When something so far out of left field is presented, it always begs the question, how much more outlandish were the candidates that did not make the cut?
Bernasconi shakes his head: “Actually, this was about the most extreme option. It is the most elegant fully-foiling solution we came up with. The only thing more extreme was the Moth concept, but that just wasn’t going to work.”
By now, the major features have been well traversed, with a caveat that the detail is still to be finally resolved. The foils protruding from each side of the hull will be ballasted and will each weigh in the order of 1.5 tonnes.
It is likely they will rotate in a single up-down plane from a fixed hull junction, with the ride height controlled by ailerons on the trailing edge of the T-wings. The main foils will be controlled by electric motors driving hydraulic pumps, although the possibility of an all-electric system is also under investigation. Cyclors and internal combustion engines will be outlawed.
Pitch control will likely be from a single, fixed rudder with trim tabs on the trailing edge of the wings, although a rake control or a combination of both are still possibilities.

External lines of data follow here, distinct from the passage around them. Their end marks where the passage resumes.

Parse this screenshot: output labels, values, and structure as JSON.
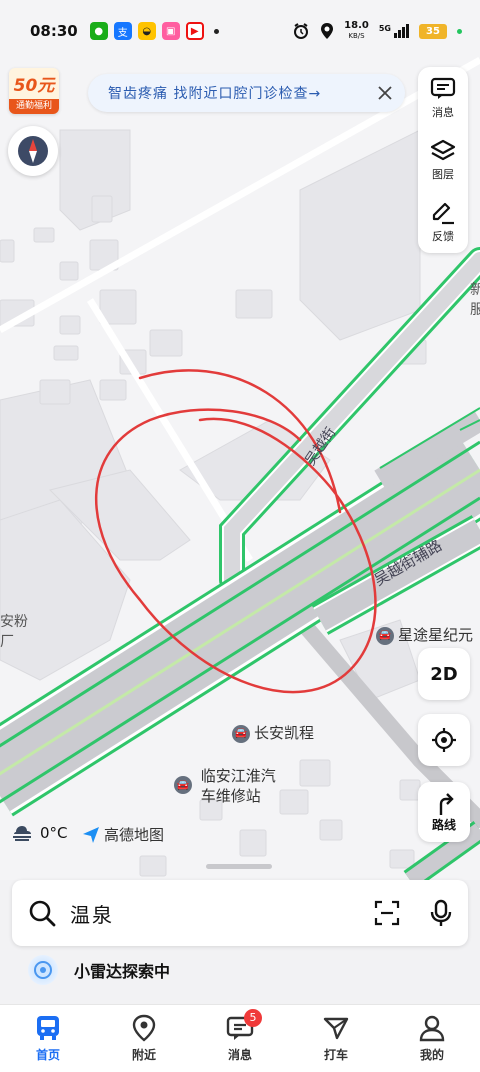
{
  "status": {
    "time": "08:30",
    "speed_value": "18.0",
    "speed_unit": "KB/S",
    "network": "5G",
    "battery": "35"
  },
  "badge": {
    "amount": "50元",
    "subtitle": "通勤福利"
  },
  "banner": {
    "text": "智齿疼痛 找附近口腔门诊检查→"
  },
  "toolbar": {
    "messages": "消息",
    "layers": "图层",
    "feedback": "反馈"
  },
  "map": {
    "pois": [
      {
        "name": "星途星纪元"
      },
      {
        "name": "长安凯程"
      },
      {
        "name": "临安江淮汽"
      },
      {
        "name": "车维修站"
      }
    ],
    "roads": [
      {
        "name": "吴越街辅路"
      },
      {
        "name": "吴越街"
      }
    ],
    "edge_labels": {
      "left_1": "安粉",
      "left_2": "厂",
      "right_1": "新",
      "right_2": "服"
    }
  },
  "map_controls": {
    "view_mode": "2D",
    "route": "路线"
  },
  "weather": {
    "temp": "0°C"
  },
  "logo": {
    "text": "高德地图"
  },
  "search": {
    "query": "温泉"
  },
  "radar": {
    "text": "小雷达探索中"
  },
  "nav": {
    "items": [
      {
        "label": "首页",
        "icon": "bus-icon"
      },
      {
        "label": "附近",
        "icon": "location-pin-icon"
      },
      {
        "label": "消息",
        "icon": "message-icon",
        "badge": "5"
      },
      {
        "label": "打车",
        "icon": "taxi-icon"
      },
      {
        "label": "我的",
        "icon": "user-icon"
      }
    ]
  },
  "colors": {
    "accent": "#1b6ef3",
    "road_edge": "#2fc56a",
    "annotation": "#e23b3b"
  }
}
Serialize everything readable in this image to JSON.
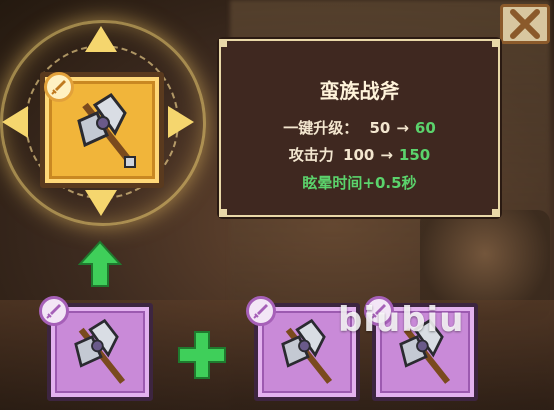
{
  "item": {
    "name": "蛮族战斧",
    "level_label": "一键升级：",
    "level_from": "50",
    "level_to": "60",
    "attack_label": "攻击力",
    "attack_from": "100",
    "attack_to": "150",
    "effect": "眩晕时间+0.5秒",
    "arrow": "→"
  },
  "materials": {
    "count": 3,
    "combine_icon": "plus-icon"
  },
  "watermark": "biubiu",
  "colors": {
    "green": "#5bd36c",
    "gold_frame": "#f1b53a",
    "purple_frame": "#c98ad8",
    "panel_bg": "#3f2820"
  }
}
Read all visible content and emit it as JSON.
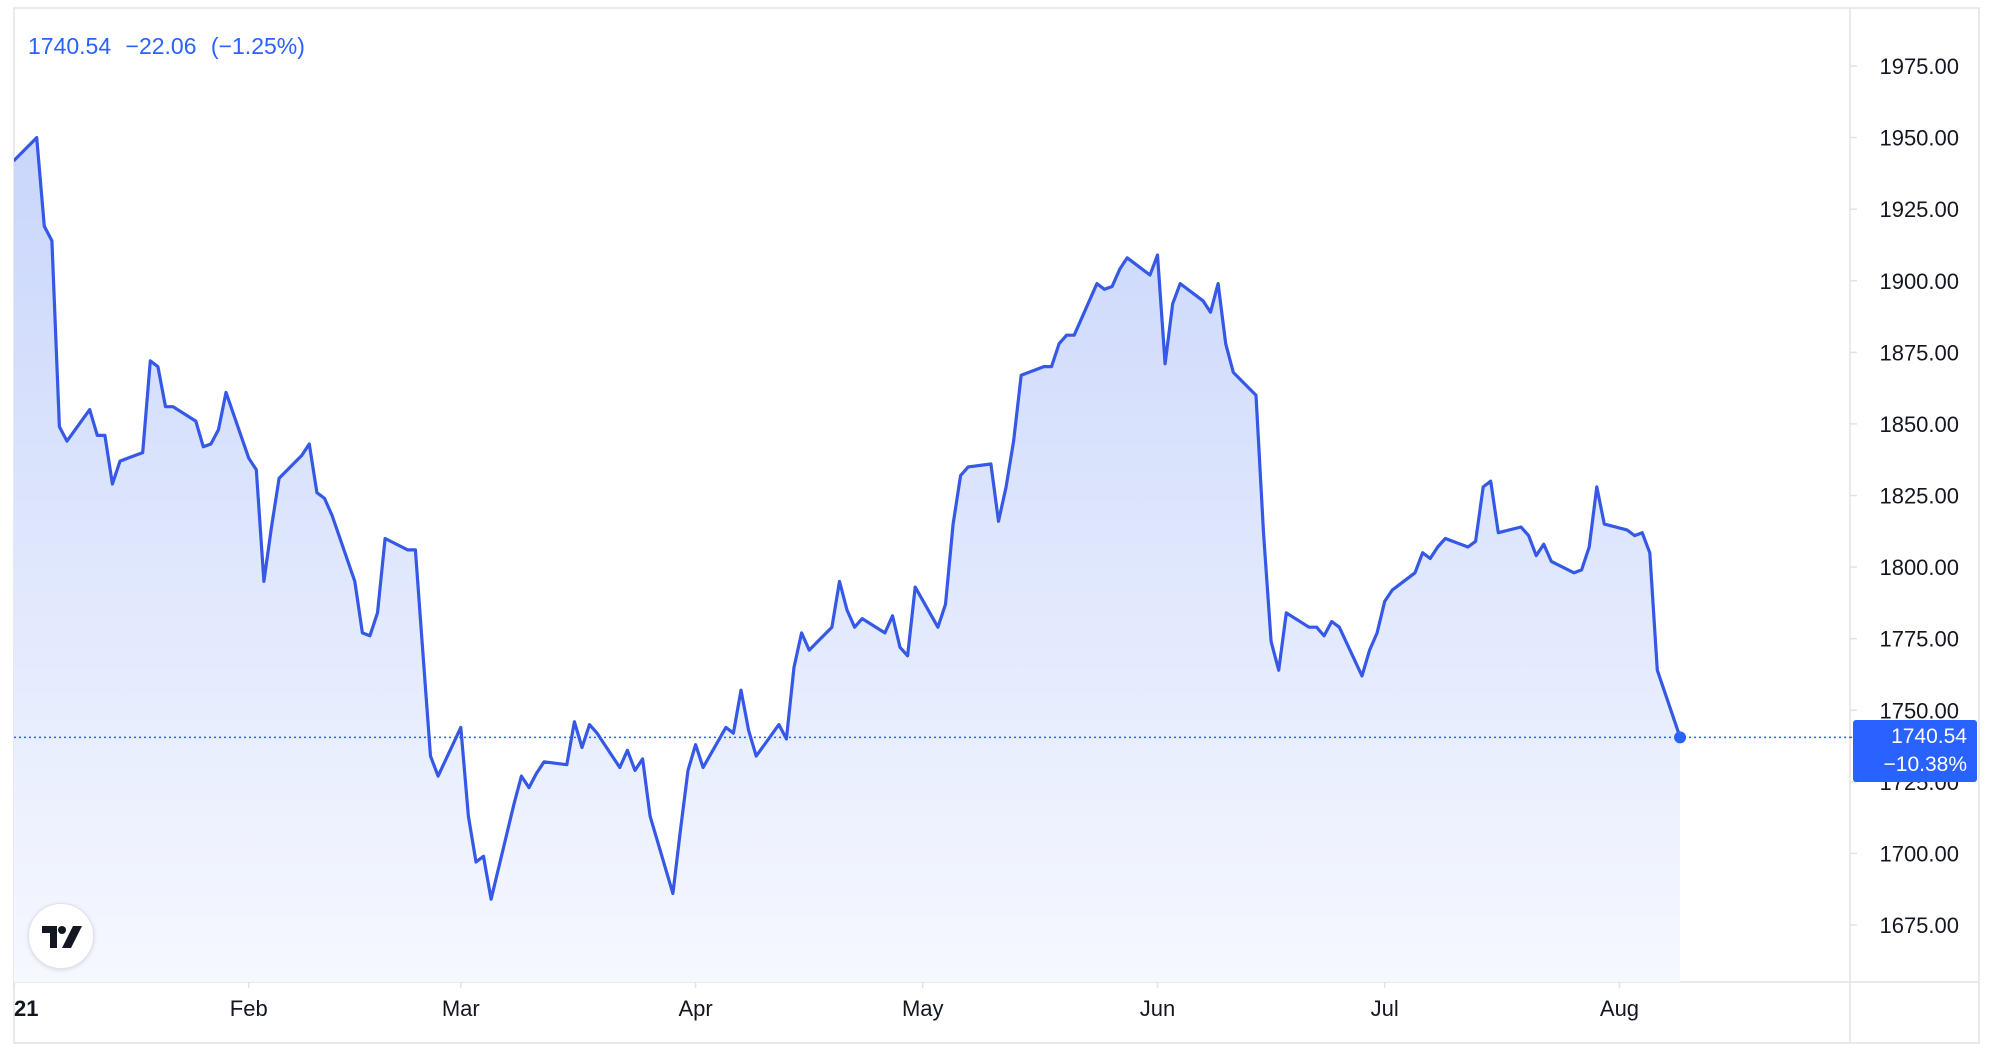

The expectation is that the boats will foil in nine knots of breeze and be capable of racing up to 25 knots. From simulations, speeds will be close to the AC50s and, in some conditions, faster. Displacement will be about seven tonnes. In displacement mode, the boats will be about as tender as a TP52, but with a much bigger rig.
“In light airs, they will still be exciting boats to sail and it will take a huge amount of skill to sail them through the transition to foiling, which also poses an interesting hull design challenge,” explains Bernasconi. Hence, while there will be considerable areas of one-design to contain cost, the hull will be an open design.
“The hull shape is a significant area of development,” he adds. “Luna Rossa and [ETNZ] both wanted to bring the relevance of hull design back into the Cup. A big part of the design race will be about who can get on their foils first and who can accelerate fastest.”
Automation of the flight control, artificial intelligence and machine learning technologies will be heavily constrained.
“We want sailors, not computers, sailing the boat. The rules will be drafted to achieve that as much as we can. It is quite difficult to construct rules that allow enough freedom for innovation but still require sailors to sail the boat. In the last Cup, the rules were written to exclude autopilots, for example. But teams found a way around that by effectively having an autopilot tell the sailors exactly what to do. The computer was heavily involved in maintaining the flight stability of the boat.”
The draft, with both foils down in docking mode, will be no greater than five metres. The rig is still under development but will feature soft sails, including code zeros for downwind legs. The mainsail concept is likely to involve a twin-luff set-up, which creates a much more efficient wing-like transition from the mast to the sail.